Tecnica della carta salata

La fotografia come è noto, è un procedimento argentico. La sensibilità alla luce è data dai sali d’argento (cloruro d’argento, bromuro, ecc.) e l’immagine finale, nella fotografia in bianco e nero, è costituita da particelle di argento metallico puro.

Essenzialmente lo stampare in bianco e nero consiste nell’operazione di trasformare i sali d’argento (che sono bianchi o colore avorio chiaro) in argento metallico nero. Questa trasformazione può avvenire, essenzialmente, in due modi: o in maniera diretta, esponendo la carta sensibile ad una luce intensa, cosa che provoca l’annerimento dei sali d’argento; oppure esponendo la carta ad una luce molto più debole e provocando poi l’annerimento con lo “sviluppo”.

Il primo sistema fu di gran lunga il più praticato nel XIX secolo, mentre il secondo è il procedimento più moderno, in pratica l’unico ad essere utilizzato ai nostri giorni.

La carta ad annerimento diretto denominata “carta salata” fu il primo materiale da stampa della storia della fotografia: si tratta di una normale carta da lettera o da disegno, di buona qualità, dapprima trattata con una soluzione diluita di cloruro di sodio, quindi, una volta asciutta con una soluzione più concentrata di nitrato d’argento: si forma cloruro d’argento con un eccesso di nitrato; essa è, in altre parole, molto simile ai primi materiali utilizzati per la ripresa prima della scoperta dello sviluppo.

Il negativo viene posto in un torchio a contatto con la carta salata ed esposto alla luce solare, l’annerimento viene controllato grazie ad un dorso incernierato che permette di sollevare un lembo della carta salata per controllare la densità dell’immagine. Dopo la stampa la carta viene lavata per eliminare l’eccesso di nitrato d’argento, fissata nella soluzione d’iposolfito, quindi lavata; il colore dell’immagine è bruno-rosso.

Inutile dire che anche la carta salata ha subito molte varianti, ad esempio per ottenere colori di stampa diversi, ad opera dei vari fotografi e ricercatori.

La carta salata può agevolmente essere virata all’oro, in questo modo è possibile ottenere una vasta gamma di tonalità che vanno dal bruno-porpora al violetto (V. paragrafo dedicato ai viraggi).

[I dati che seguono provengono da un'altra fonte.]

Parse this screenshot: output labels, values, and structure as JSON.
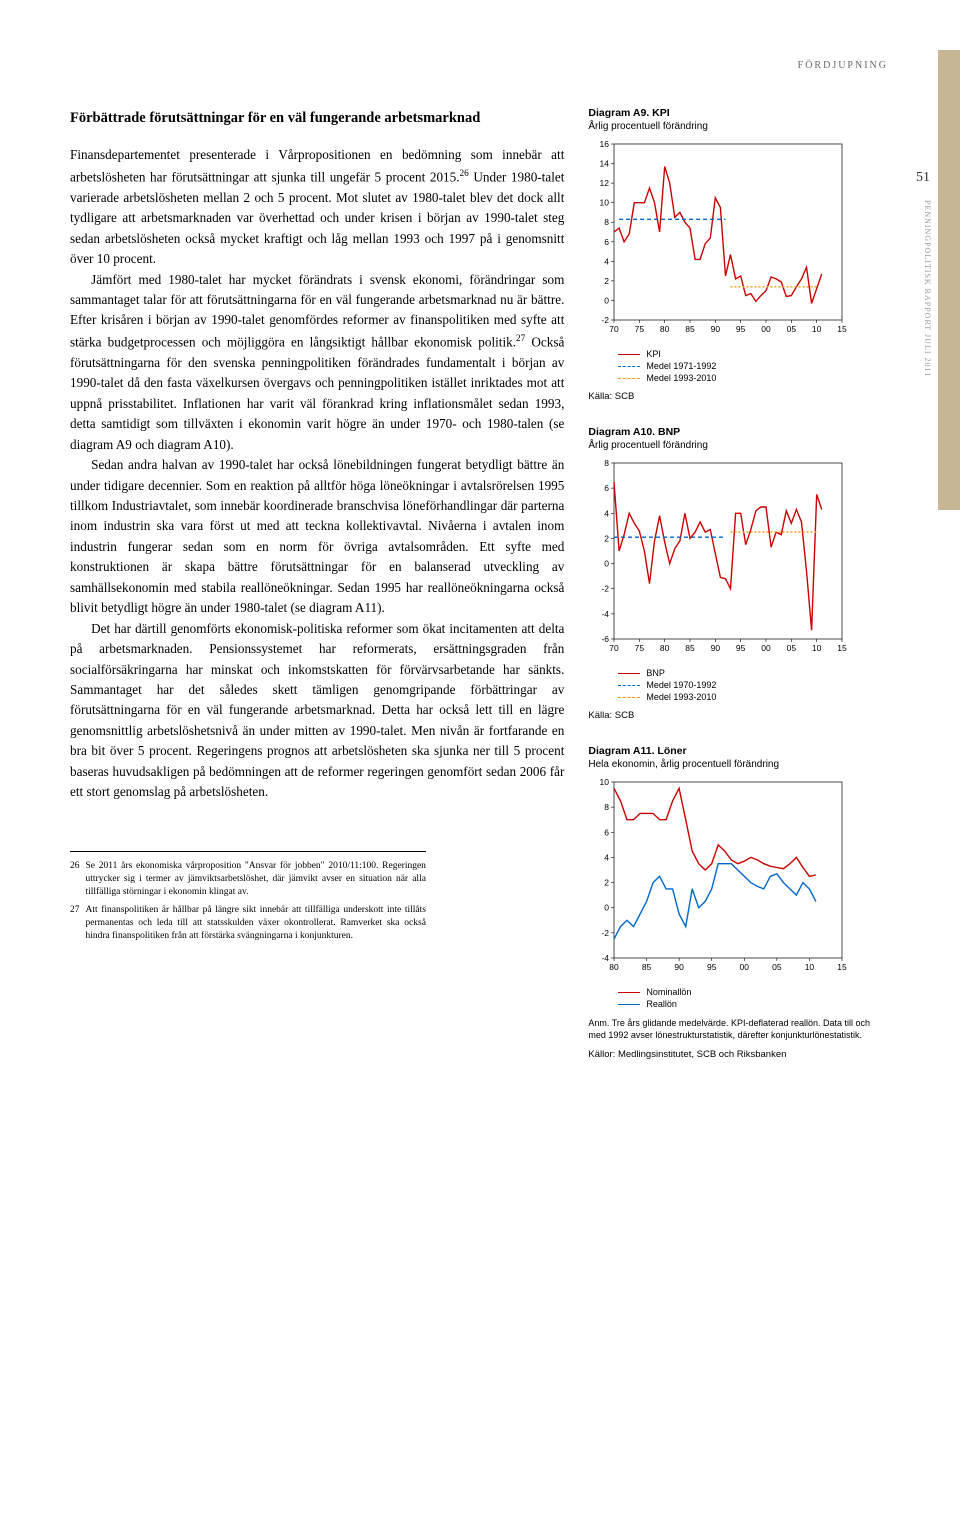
{
  "page": {
    "category": "FÖRDJUPNING",
    "number": "51",
    "side_text": "PENNINGPOLITISK RAPPORT JULI 2011"
  },
  "main": {
    "heading": "Förbättrade förutsättningar för en väl fungerande arbetsmarknad",
    "p1": "Finansdepartementet presenterade i Vårpropositionen en bedömning som innebär att arbetslösheten har förutsättningar att sjunka till ungefär 5 procent 2015.",
    "p1b": " Under 1980-talet varierade arbetslösheten mellan 2 och 5 procent. Mot slutet av 1980-talet blev det dock allt tydligare att arbetsmarknaden var överhettad och under krisen i början av 1990-talet steg sedan arbetslösheten också mycket kraftigt och låg mellan 1993 och 1997 på i genomsnitt över 10 procent.",
    "p2": "Jämfört med 1980-talet har mycket förändrats i svensk ekonomi, förändringar som sammantaget talar för att förutsättningarna för en väl fungerande arbetsmarknad nu är bättre. Efter krisåren i början av 1990-talet genomfördes reformer av finanspolitiken med syfte att stärka budgetprocessen och möjliggöra en långsiktigt hållbar ekonomisk politik.",
    "p2b": " Också förutsättningarna för den svenska penningpolitiken förändrades fundamentalt i början av 1990-talet då den fasta växelkursen övergavs och penningpolitiken istället inriktades mot att uppnå prisstabilitet. Inflationen har varit väl förankrad kring inflationsmålet sedan 1993, detta samtidigt som tillväxten i ekonomin varit högre än under 1970- och 1980-talen (se diagram A9 och diagram A10).",
    "p3": "Sedan andra halvan av 1990-talet har också lönebildningen fungerat betydligt bättre än under tidigare decennier. Som en reaktion på alltför höga löneökningar i avtalsrörelsen 1995 tillkom Industriavtalet, som innebär koordinerade branschvisa löneförhandlingar där parterna inom industrin ska vara först ut med att teckna kollektivavtal. Nivåerna i avtalen inom industrin fungerar sedan som en norm för övriga avtalsområden. Ett syfte med konstruktionen är skapa bättre förutsättningar för en balanserad utveckling av samhällsekonomin med stabila reallöneökningar. Sedan 1995 har reallöneökningarna också blivit betydligt högre än under 1980-talet (se diagram A11).",
    "p4": "Det har därtill genomförts ekonomisk-politiska reformer som ökat incitamenten att delta på arbetsmarknaden. Pensionssystemet har reformerats, ersättningsgraden från socialförsäkringarna har minskat och inkomstskatten för förvärvsarbetande har sänkts. Sammantaget har det således skett tämligen genomgripande förbättringar av förutsättningarna för en väl fungerande arbetsmarknad. Detta har också lett till en lägre genomsnittlig arbetslöshetsnivå än under mitten av 1990-talet. Men nivån är fortfarande en bra bit över 5 procent. Regeringens prognos att arbetslösheten ska sjunka ner till 5 procent baseras huvudsakligen på bedömningen att de reformer regeringen genomfört sedan 2006 får ett stort genomslag på arbetslösheten.",
    "fn26_num": "26",
    "fn26": "Se 2011 års ekonomiska vårproposition \"Ansvar för jobben\" 2010/11:100. Regeringen uttrycker sig i termer av jämviktsarbetslöshet, där jämvikt avser en situation när alla tillfälliga störningar i ekonomin klingat av.",
    "fn27_num": "27",
    "fn27": "Att finanspolitiken är hållbar på längre sikt innebär att tillfälliga underskott inte tillåts permanentas och leda till att statsskulden växer okontrollerat. Ramverket ska också hindra finanspolitiken från att förstärka svängningarna i konjunkturen."
  },
  "charts": {
    "a9": {
      "title_b": "Diagram A9. KPI",
      "subtitle": "Årlig procentuell förändring",
      "type": "line",
      "ylim": [
        -2,
        16
      ],
      "ytick_step": 2,
      "xlim": [
        70,
        15
      ],
      "xticks": [
        70,
        75,
        80,
        85,
        90,
        95,
        0,
        5,
        10,
        15
      ],
      "series": [
        {
          "name": "KPI",
          "color": "#cc0000",
          "dash": "0",
          "data": [
            [
              70,
              7
            ],
            [
              71,
              7.4
            ],
            [
              72,
              6
            ],
            [
              73,
              6.8
            ],
            [
              74,
              10
            ],
            [
              75,
              10
            ],
            [
              76,
              10
            ],
            [
              77,
              11.5
            ],
            [
              78,
              10
            ],
            [
              79,
              7
            ],
            [
              80,
              13.7
            ],
            [
              81,
              12
            ],
            [
              82,
              8.5
            ],
            [
              83,
              9
            ],
            [
              84,
              8
            ],
            [
              85,
              7.4
            ],
            [
              86,
              4.2
            ],
            [
              87,
              4.2
            ],
            [
              88,
              5.8
            ],
            [
              89,
              6.4
            ],
            [
              90,
              10.5
            ],
            [
              91,
              9.5
            ],
            [
              92,
              2.5
            ],
            [
              93,
              4.7
            ],
            [
              94,
              2.2
            ],
            [
              95,
              2.5
            ],
            [
              96,
              0.5
            ],
            [
              97,
              0.7
            ],
            [
              98,
              -0.1
            ],
            [
              99,
              0.5
            ],
            [
              100,
              1
            ],
            [
              101,
              2.4
            ],
            [
              102,
              2.2
            ],
            [
              103,
              1.9
            ],
            [
              104,
              0.4
            ],
            [
              105,
              0.5
            ],
            [
              106,
              1.4
            ],
            [
              107,
              2.2
            ],
            [
              108,
              3.4
            ],
            [
              109,
              -0.3
            ],
            [
              110,
              1.2
            ],
            [
              111,
              2.7
            ]
          ]
        },
        {
          "name": "Medel 1971-1992",
          "color": "#0066cc",
          "dash": "4 3",
          "data": [
            [
              71,
              8.3
            ],
            [
              92,
              8.3
            ]
          ]
        },
        {
          "name": "Medel 1993-2010",
          "color": "#ff9900",
          "dash": "2 2",
          "data": [
            [
              93,
              1.4
            ],
            [
              110,
              1.4
            ]
          ]
        }
      ],
      "legend": [
        "KPI",
        "Medel 1971-1992",
        "Medel 1993-2010"
      ],
      "legend_colors": [
        "#cc0000",
        "#0066cc",
        "#ff9900"
      ],
      "legend_dash": [
        "0",
        "4 3",
        "2 2"
      ],
      "source": "Källa: SCB"
    },
    "a10": {
      "title_b": "Diagram A10. BNP",
      "subtitle": "Årlig procentuell förändring",
      "type": "line",
      "ylim": [
        -6,
        8
      ],
      "ytick_step": 2,
      "xlim": [
        70,
        15
      ],
      "xticks": [
        70,
        75,
        80,
        85,
        90,
        95,
        0,
        5,
        10,
        15
      ],
      "series": [
        {
          "name": "BNP",
          "color": "#cc0000",
          "dash": "0",
          "data": [
            [
              70,
              6.5
            ],
            [
              71,
              1
            ],
            [
              72,
              2.3
            ],
            [
              73,
              4
            ],
            [
              74,
              3.2
            ],
            [
              75,
              2.6
            ],
            [
              76,
              1
            ],
            [
              77,
              -1.6
            ],
            [
              78,
              1.8
            ],
            [
              79,
              3.8
            ],
            [
              80,
              1.7
            ],
            [
              81,
              0
            ],
            [
              82,
              1.2
            ],
            [
              83,
              1.8
            ],
            [
              84,
              4
            ],
            [
              85,
              2
            ],
            [
              86,
              2.5
            ],
            [
              87,
              3.3
            ],
            [
              88,
              2.5
            ],
            [
              89,
              2.7
            ],
            [
              90,
              0.8
            ],
            [
              91,
              -1.1
            ],
            [
              92,
              -1.2
            ],
            [
              93,
              -2
            ],
            [
              94,
              4
            ],
            [
              95,
              4
            ],
            [
              96,
              1.5
            ],
            [
              97,
              2.7
            ],
            [
              98,
              4.2
            ],
            [
              99,
              4.5
            ],
            [
              100,
              4.5
            ],
            [
              101,
              1.3
            ],
            [
              102,
              2.5
            ],
            [
              103,
              2.3
            ],
            [
              104,
              4.2
            ],
            [
              105,
              3.2
            ],
            [
              106,
              4.3
            ],
            [
              107,
              3.3
            ],
            [
              108,
              -0.6
            ],
            [
              109,
              -5.3
            ],
            [
              110,
              5.5
            ],
            [
              111,
              4.3
            ]
          ]
        },
        {
          "name": "Medel 1970-1992",
          "color": "#0066cc",
          "dash": "4 3",
          "data": [
            [
              70,
              2.1
            ],
            [
              92,
              2.1
            ]
          ]
        },
        {
          "name": "Medel 1993-2010",
          "color": "#ff9900",
          "dash": "2 2",
          "data": [
            [
              93,
              2.5
            ],
            [
              110,
              2.5
            ]
          ]
        }
      ],
      "legend": [
        "BNP",
        "Medel 1970-1992",
        "Medel 1993-2010"
      ],
      "legend_colors": [
        "#cc0000",
        "#0066cc",
        "#ff9900"
      ],
      "legend_dash": [
        "0",
        "4 3",
        "2 2"
      ],
      "source": "Källa: SCB"
    },
    "a11": {
      "title_b": "Diagram A11. Löner",
      "subtitle": "Hela ekonomin, årlig procentuell förändring",
      "type": "line",
      "ylim": [
        -4,
        10
      ],
      "ytick_step": 2,
      "xlim": [
        80,
        15
      ],
      "xticks": [
        80,
        85,
        90,
        95,
        0,
        5,
        10,
        15
      ],
      "series": [
        {
          "name": "Nominallön",
          "color": "#cc0000",
          "dash": "0",
          "data": [
            [
              80,
              9.5
            ],
            [
              81,
              8.5
            ],
            [
              82,
              7
            ],
            [
              83,
              7
            ],
            [
              84,
              7.5
            ],
            [
              85,
              7.5
            ],
            [
              86,
              7.5
            ],
            [
              87,
              7
            ],
            [
              88,
              7
            ],
            [
              89,
              8.5
            ],
            [
              90,
              9.5
            ],
            [
              91,
              7
            ],
            [
              92,
              4.5
            ],
            [
              93,
              3.5
            ],
            [
              94,
              3
            ],
            [
              95,
              3.5
            ],
            [
              96,
              5
            ],
            [
              97,
              4.5
            ],
            [
              98,
              3.8
            ],
            [
              99,
              3.5
            ],
            [
              100,
              3.7
            ],
            [
              101,
              4
            ],
            [
              102,
              3.8
            ],
            [
              103,
              3.5
            ],
            [
              104,
              3.3
            ],
            [
              105,
              3.2
            ],
            [
              106,
              3.1
            ],
            [
              107,
              3.5
            ],
            [
              108,
              4
            ],
            [
              109,
              3.2
            ],
            [
              110,
              2.5
            ],
            [
              111,
              2.6
            ]
          ]
        },
        {
          "name": "Reallön",
          "color": "#0066cc",
          "dash": "0",
          "data": [
            [
              80,
              -2.5
            ],
            [
              81,
              -1.5
            ],
            [
              82,
              -1
            ],
            [
              83,
              -1.5
            ],
            [
              84,
              -0.5
            ],
            [
              85,
              0.5
            ],
            [
              86,
              2
            ],
            [
              87,
              2.5
            ],
            [
              88,
              1.5
            ],
            [
              89,
              1.5
            ],
            [
              90,
              -0.5
            ],
            [
              91,
              -1.5
            ],
            [
              92,
              1.5
            ],
            [
              93,
              0
            ],
            [
              94,
              0.5
            ],
            [
              95,
              1.5
            ],
            [
              96,
              3.5
            ],
            [
              97,
              3.5
            ],
            [
              98,
              3.5
            ],
            [
              99,
              3
            ],
            [
              100,
              2.5
            ],
            [
              101,
              2
            ],
            [
              102,
              1.7
            ],
            [
              103,
              1.5
            ],
            [
              104,
              2.5
            ],
            [
              105,
              2.7
            ],
            [
              106,
              2
            ],
            [
              107,
              1.5
            ],
            [
              108,
              1
            ],
            [
              109,
              2
            ],
            [
              110,
              1.5
            ],
            [
              111,
              0.5
            ]
          ]
        }
      ],
      "legend": [
        "Nominallön",
        "Reallön"
      ],
      "legend_colors": [
        "#cc0000",
        "#0066cc"
      ],
      "legend_dash": [
        "0",
        "0"
      ],
      "source": "Källor: Medlingsinstitutet, SCB och Riksbanken",
      "note": "Anm. Tre års glidande medelvärde. KPI-deflaterad reallön. Data till och med 1992 avser lönestrukturstatistik, därefter konjunkturlönestatistik."
    }
  }
}
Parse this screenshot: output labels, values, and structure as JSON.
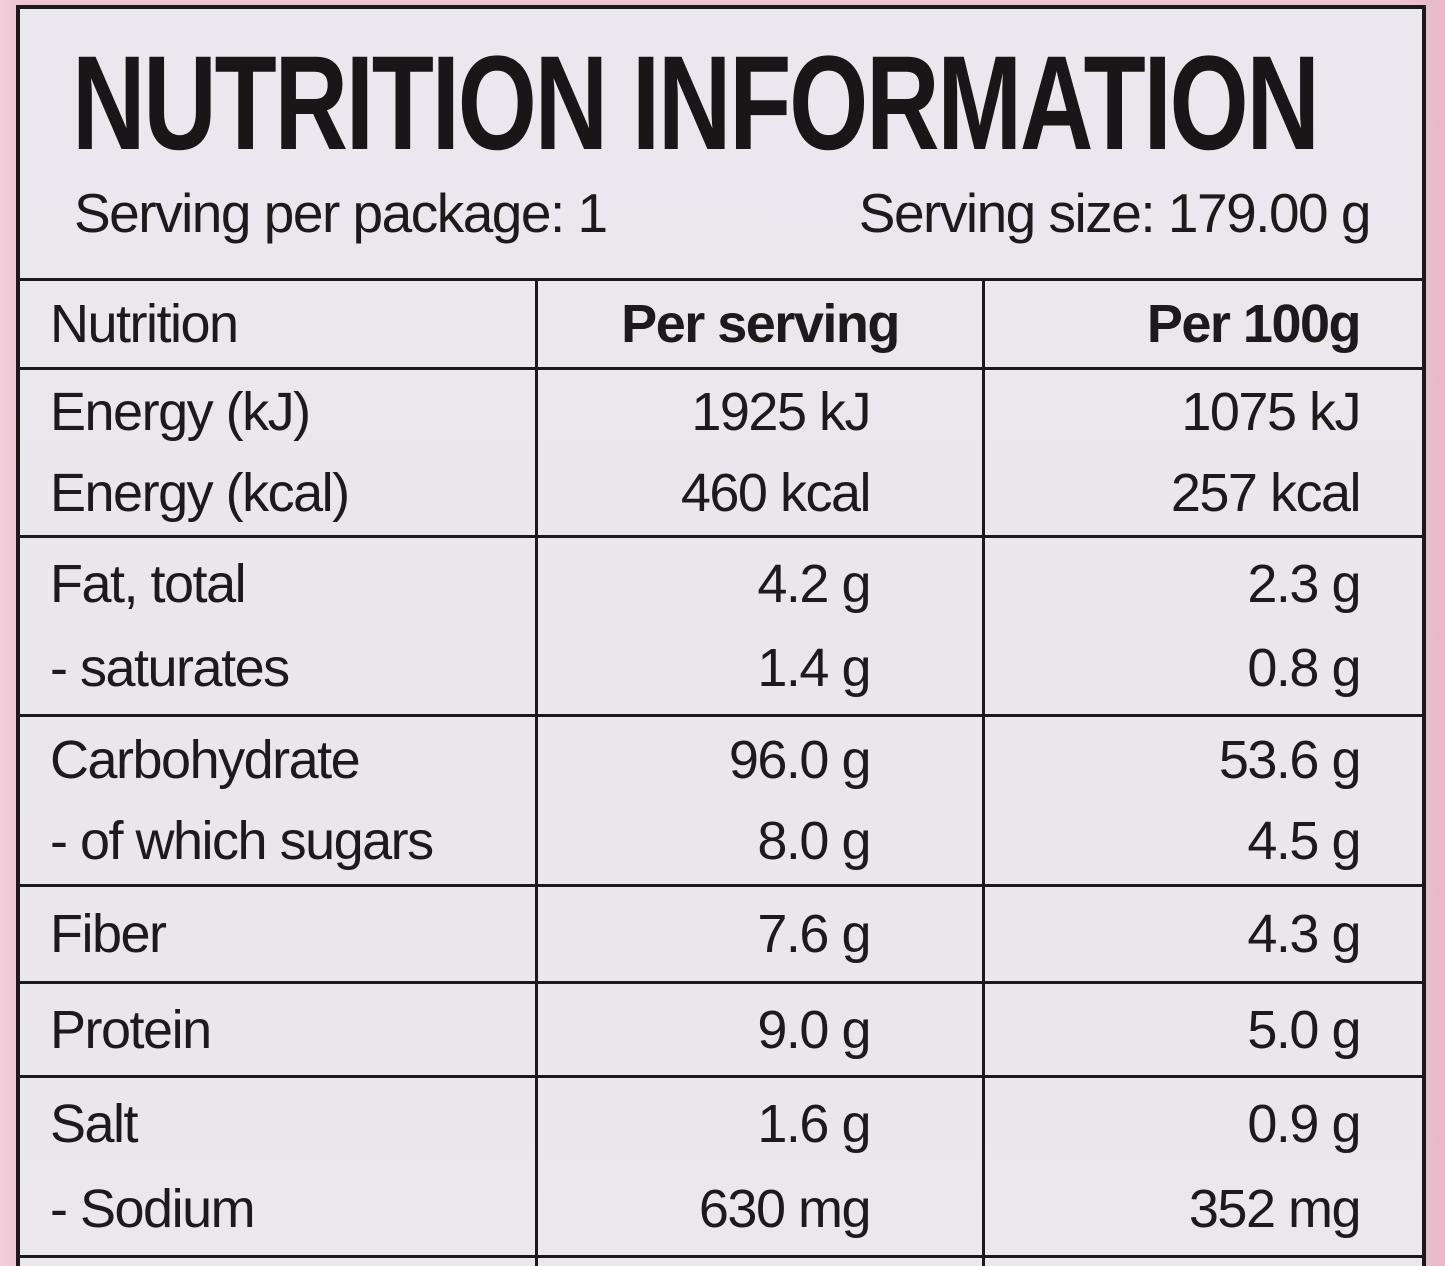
{
  "colors": {
    "surround_pink": "#eec3d2",
    "label_background": "#e9e6ec",
    "text_black": "#1d1a1c"
  },
  "header": {
    "title": "NUTRITION INFORMATION",
    "serving_per_package": "Serving per package: 1",
    "serving_size": "Serving size: 179.00 g"
  },
  "table": {
    "columns": [
      "Nutrition",
      "Per serving",
      "Per 100g"
    ],
    "groups": [
      {
        "rows": [
          {
            "label": "Energy (kJ)",
            "per_serving": "1925 kJ",
            "per_100g": "1075 kJ"
          },
          {
            "label": "Energy (kcal)",
            "per_serving": "460 kcal",
            "per_100g": "257 kcal"
          }
        ]
      },
      {
        "rows": [
          {
            "label": "Fat, total",
            "per_serving": "4.2 g",
            "per_100g": "2.3 g"
          },
          {
            "label": "- saturates",
            "per_serving": "1.4 g",
            "per_100g": "0.8 g"
          }
        ]
      },
      {
        "rows": [
          {
            "label": "Carbohydrate",
            "per_serving": "96.0 g",
            "per_100g": "53.6 g"
          },
          {
            "label": "- of which sugars",
            "per_serving": "8.0 g",
            "per_100g": "4.5 g"
          }
        ]
      },
      {
        "rows": [
          {
            "label": "Fiber",
            "per_serving": "7.6 g",
            "per_100g": "4.3 g"
          }
        ]
      },
      {
        "rows": [
          {
            "label": "Protein",
            "per_serving": "9.0 g",
            "per_100g": "5.0 g"
          }
        ]
      },
      {
        "rows": [
          {
            "label": "Salt",
            "per_serving": "1.6 g",
            "per_100g": "0.9 g"
          },
          {
            "label": "- Sodium",
            "per_serving": "630 mg",
            "per_100g": "352 mg"
          }
        ]
      }
    ]
  }
}
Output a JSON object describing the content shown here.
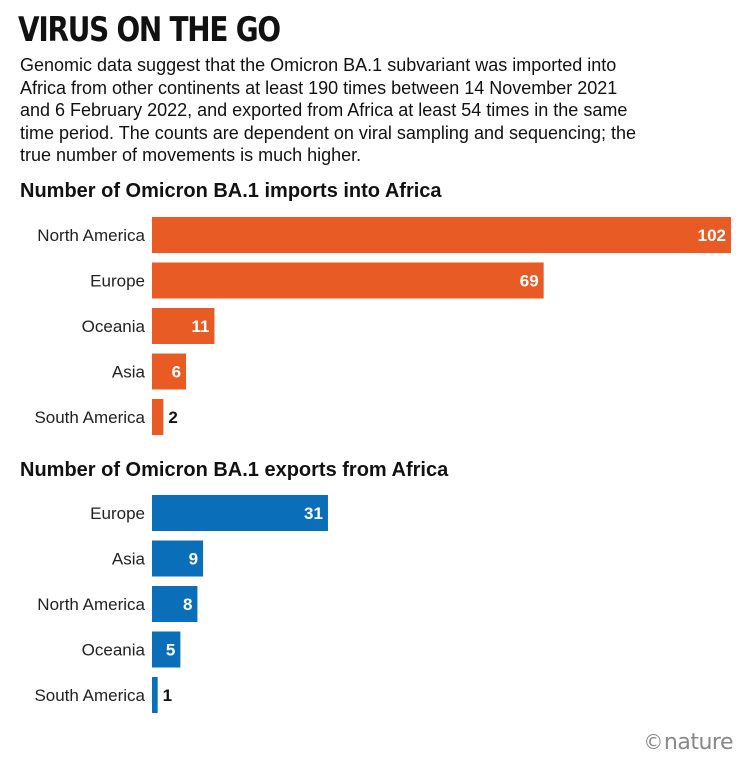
{
  "title": "VIRUS ON THE GO",
  "subtitle": "Genomic data suggest that the Omicron BA.1 subvariant was imported into Africa from other continents at least 190 times between 14 November 2021 and 6 February 2022, and exported from Africa at least 54 times in the same time period. The counts are dependent on viral sampling and sequencing; the true number of movements is much higher.",
  "logo": {
    "symbol": "©",
    "text": "nature"
  },
  "colors": {
    "imports": "#e85b25",
    "exports": "#0a6fb8"
  },
  "chart_data": [
    {
      "type": "bar",
      "orientation": "horizontal",
      "title": "Number of Omicron BA.1 imports into Africa",
      "categories": [
        "North America",
        "Europe",
        "Oceania",
        "Asia",
        "South America"
      ],
      "values": [
        102,
        69,
        11,
        6,
        2
      ],
      "color": "#e85b25"
    },
    {
      "type": "bar",
      "orientation": "horizontal",
      "title": "Number of Omicron BA.1 exports from Africa",
      "categories": [
        "Europe",
        "Asia",
        "North America",
        "Oceania",
        "South America"
      ],
      "values": [
        31,
        9,
        8,
        5,
        1
      ],
      "color": "#0a6fb8"
    }
  ]
}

Questo materiale fu utilizzato per la stampa dal 1839 al 1855/60; in seguito fu sostituita dalle carte “albuminate” e quindi dalle cosiddette “carte aristotipiche”(le due furono le tecniche più diffuse di tutto l’800), sempre ad annerimento diretto.

Essa fu ripresa nell’ultimo decennio dell’800 e nei primi del ‘900, ed utilizzato prevalentemente come tecnica di stampa “artistica”: il suo aspetto matt era molto apprezzato per la ritrattistica, e il fotografo poteva facilmente preparare il materiale nel suo laboratorio secondo le sue preferenze.